US President Barack Obama made an unannounced visit to Baghdad yesterday, marking a new chapter in his strategy to wind down the unpopular war in Iraq and shift the United States' military focus to Afghanistan. Pushing Iraq's feuding factions to compromise, he sounding a note of impatience as he said Iraqis should take responsibility for their country so US troops could leave.
Mr Obama flew to Baghdad to meet US military commanders and Iraqi leaders and assess security there first-hand after announcing a strategy to wind down the unpopular six-year war by withdrawing all US combat troops by the end of August 2010 and the rest of US troops by the end of 2011.
"It is time for us to transition to the Iraqis. They need to take responsibility for their country... in order to do that they need to make political accommodations," Mr Obama told some 1,500 troops at a base outside Baghdad.

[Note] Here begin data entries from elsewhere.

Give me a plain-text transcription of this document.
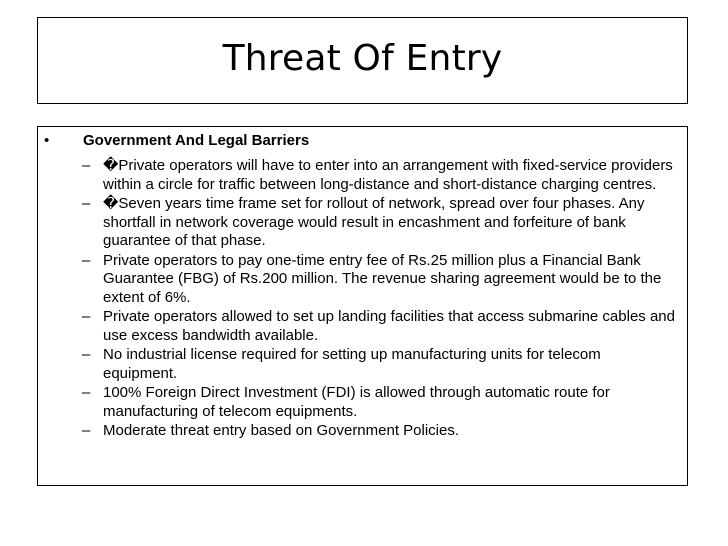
Threat Of Entry
• Government And Legal Barriers
– �Private operators will have to enter into an arrangement with fixed-service providers within a circle for traffic between long-distance and short-distance charging centres.
– �Seven years time frame set for rollout of network, spread over four phases. Any shortfall in network coverage would result in encashment and forfeiture of bank guarantee of that phase.
– Private operators to pay one-time entry fee of Rs.25 million plus a Financial Bank Guarantee (FBG) of Rs.200 million. The revenue sharing agreement would be to the extent of 6%.
– Private operators allowed to set up landing facilities that access submarine cables and use excess bandwidth available.
– No industrial license required for setting up manufacturing units for telecom equipment.
– 100% Foreign Direct Investment (FDI) is allowed through automatic route for manufacturing of telecom equipments.
– Moderate threat entry based on Government Policies.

His visit to Baghdad was shrouded in the security-conscious secrecy that marked similar trips by his predecessor George W. Bush, whose foreign policy legacy was defined by the unpopular war that he launched in 2003 to topple Saddam Hussein.
In a meeting with Iraqi Prime Minister Nuri al-Maliki, President Obama acknowledged there had been political reforms but said more work was needed. He told reporters it was "absolutely critical for all Iraqis to be adequately integrated into the government and security forces, adding he wanted to work with Mr Maliki in a "spirit of partnership".
Iraq experts fear that if steps are not taken to resolve disputes between Sunni and Shi'ite Arab and Kurdish political blocs, recent security gains, partly won by a US troop build-up in the last two years, could unravel, plunging Iraq back into violence.
Mr Obama's visit was not publicised beforehand and was made known only after Air Force One, flying from Istanbul at the end of Mr Obama's first major international tour, had touched down at Baghdad International Airport.
His arrival came a day after a string of seemingly coordinated bombings across the Iraqi capital killed 37 people. Yesterday, a car bomb killed nine people and wounded 20 in the Shi'ite Kadhimiya district of northwest Baghdad, police said.